Along with spring and summer storms comes the need for precautionary measures to protect the people and equipment at job sites. With the right plan, your job site will remain safe, no matter what kind of weather comes your way.
Have a Severe Weather Plan Prepared
Before a severe storm hits, it’s vital to have a severe weather plan in place. In fact, OSHA requires that you have one. That means having a clearly marked storm refuge, taking a head count, and keeping easily accessible medical and other emergency supplies on-site.
Workers should also be trained how to react during severe weather:
- Stay out of trenches and off scaffolds or other unsafe areas.
- Remove and secure debris and other materials that could become airborne.
- Calmly go to pre-approved shelters.
It’s also recommended to take pictures of the job site before and after a severe storm hits to help keep track of what progress was made and any damage that may have occurred. That way, you will be able to accurately assess any damage for insurance purposes. Be sure to evaluate the job site for safety before allowing workers back to work.
Keep an Eye on the Weather
It may seem like simple advice, but keeping an eye on the weather is one of the first steps in keeping your employees and job site safe. That way, you will be aware of impending weather and can prepare accordingly. Be sure to go over the plan at the beginning of the work day if severe weather is possible.

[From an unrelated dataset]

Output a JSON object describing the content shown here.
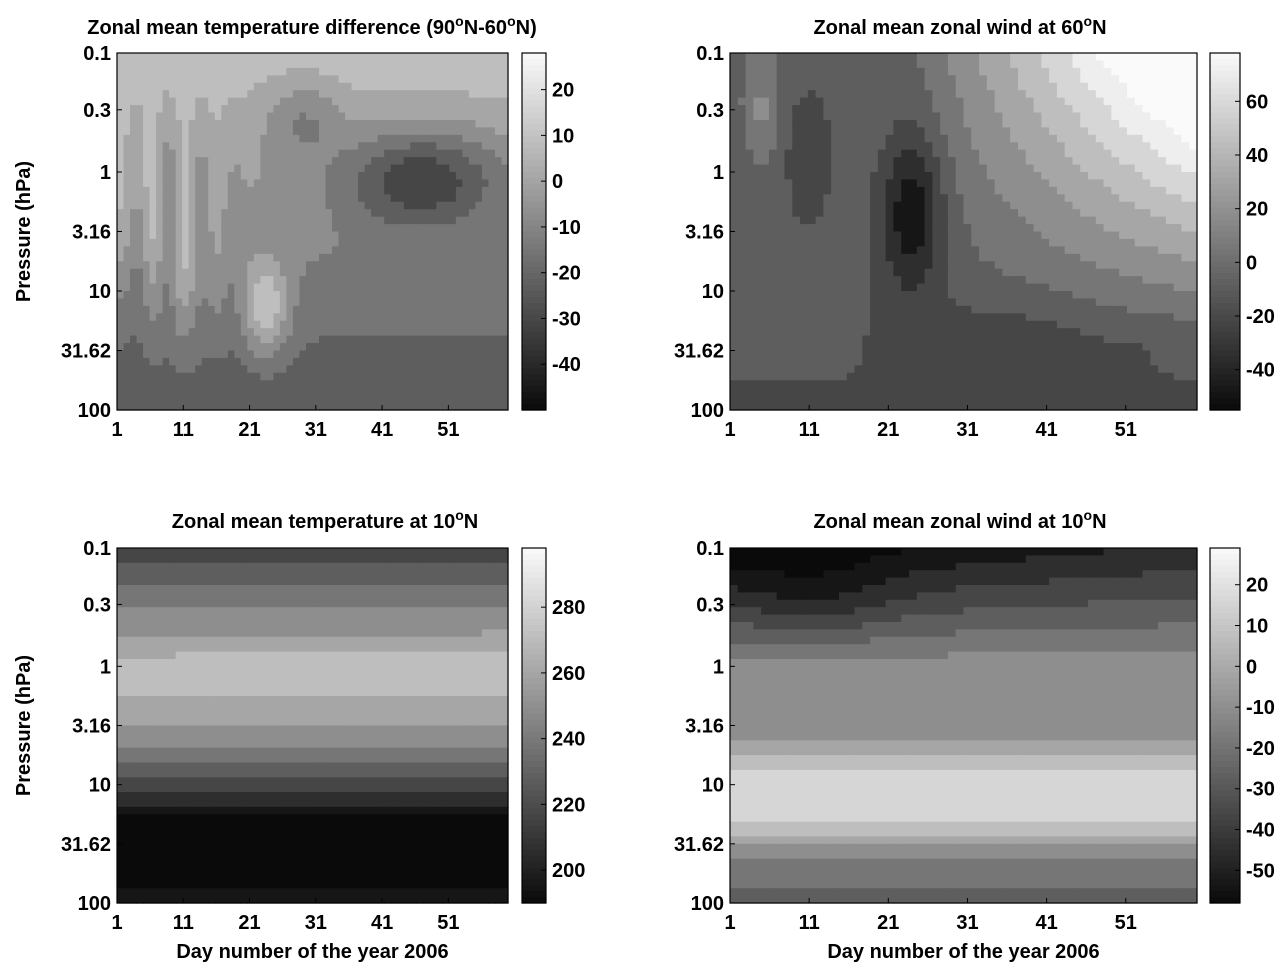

Most mobile phones today are Wireless Emergency Alert (WEA) enabled, which will add another layer of preparedness to job sites. Also investing in a portable weather alarm system will help notify workers of an approaching storm. Make sure that it is loud enough for them to hear and train them to recognize the sound.

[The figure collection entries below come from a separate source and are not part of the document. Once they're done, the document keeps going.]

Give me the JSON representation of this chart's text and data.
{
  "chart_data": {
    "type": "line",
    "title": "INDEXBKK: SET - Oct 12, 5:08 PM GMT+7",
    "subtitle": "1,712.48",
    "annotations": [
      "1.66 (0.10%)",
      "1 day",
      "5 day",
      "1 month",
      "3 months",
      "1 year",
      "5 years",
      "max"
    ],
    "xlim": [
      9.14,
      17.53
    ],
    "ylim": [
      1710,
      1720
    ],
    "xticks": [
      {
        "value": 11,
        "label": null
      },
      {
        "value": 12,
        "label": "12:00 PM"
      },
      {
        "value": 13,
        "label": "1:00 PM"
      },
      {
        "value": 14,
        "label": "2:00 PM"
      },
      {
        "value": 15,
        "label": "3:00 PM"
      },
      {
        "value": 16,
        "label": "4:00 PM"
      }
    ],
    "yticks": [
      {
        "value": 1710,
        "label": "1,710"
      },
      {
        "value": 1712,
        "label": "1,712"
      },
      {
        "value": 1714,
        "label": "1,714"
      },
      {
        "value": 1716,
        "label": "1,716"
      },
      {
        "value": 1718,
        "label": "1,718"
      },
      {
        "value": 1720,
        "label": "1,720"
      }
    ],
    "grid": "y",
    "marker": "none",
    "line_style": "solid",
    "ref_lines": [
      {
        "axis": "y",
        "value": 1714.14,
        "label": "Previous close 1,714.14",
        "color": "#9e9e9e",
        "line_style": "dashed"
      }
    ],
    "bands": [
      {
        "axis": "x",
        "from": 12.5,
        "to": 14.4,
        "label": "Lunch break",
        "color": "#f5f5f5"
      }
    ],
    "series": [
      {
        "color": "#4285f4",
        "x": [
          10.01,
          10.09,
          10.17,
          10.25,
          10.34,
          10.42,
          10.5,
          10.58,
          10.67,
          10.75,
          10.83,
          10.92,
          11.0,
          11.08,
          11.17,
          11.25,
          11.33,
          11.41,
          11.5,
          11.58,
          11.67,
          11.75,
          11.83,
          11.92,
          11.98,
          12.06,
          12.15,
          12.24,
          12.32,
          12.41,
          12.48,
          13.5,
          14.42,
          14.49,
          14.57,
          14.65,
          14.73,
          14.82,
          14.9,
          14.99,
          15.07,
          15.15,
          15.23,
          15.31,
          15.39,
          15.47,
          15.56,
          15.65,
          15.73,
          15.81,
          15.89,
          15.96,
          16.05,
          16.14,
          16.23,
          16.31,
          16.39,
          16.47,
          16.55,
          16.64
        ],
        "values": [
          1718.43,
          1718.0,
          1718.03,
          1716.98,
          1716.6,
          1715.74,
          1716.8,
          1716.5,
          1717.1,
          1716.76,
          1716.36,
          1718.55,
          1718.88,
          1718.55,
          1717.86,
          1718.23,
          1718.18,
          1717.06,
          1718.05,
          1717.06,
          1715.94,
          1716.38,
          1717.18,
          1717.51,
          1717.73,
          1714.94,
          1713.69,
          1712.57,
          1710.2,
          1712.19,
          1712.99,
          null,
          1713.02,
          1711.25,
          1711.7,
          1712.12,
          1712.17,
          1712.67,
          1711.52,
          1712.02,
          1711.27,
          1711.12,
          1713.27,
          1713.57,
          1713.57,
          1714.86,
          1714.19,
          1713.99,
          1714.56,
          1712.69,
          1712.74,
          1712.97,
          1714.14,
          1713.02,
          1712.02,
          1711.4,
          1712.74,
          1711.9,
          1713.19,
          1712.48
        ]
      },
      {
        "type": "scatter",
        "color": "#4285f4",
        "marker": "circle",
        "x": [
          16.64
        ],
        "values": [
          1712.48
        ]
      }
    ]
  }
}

Secure Equipment & Materials
Properly storing and securing job site equipment and materials will prevent unnecessary losses. Outdoor equipment shelters are a quick and convenient way to protect equipment and supplies from the elements. That way, you don’t have to worry about replacing valuable resources. Indoor equipment enclosures can also be used to secure valuable equipment in the event of an evacuation. That way, they are not damaged or stolen.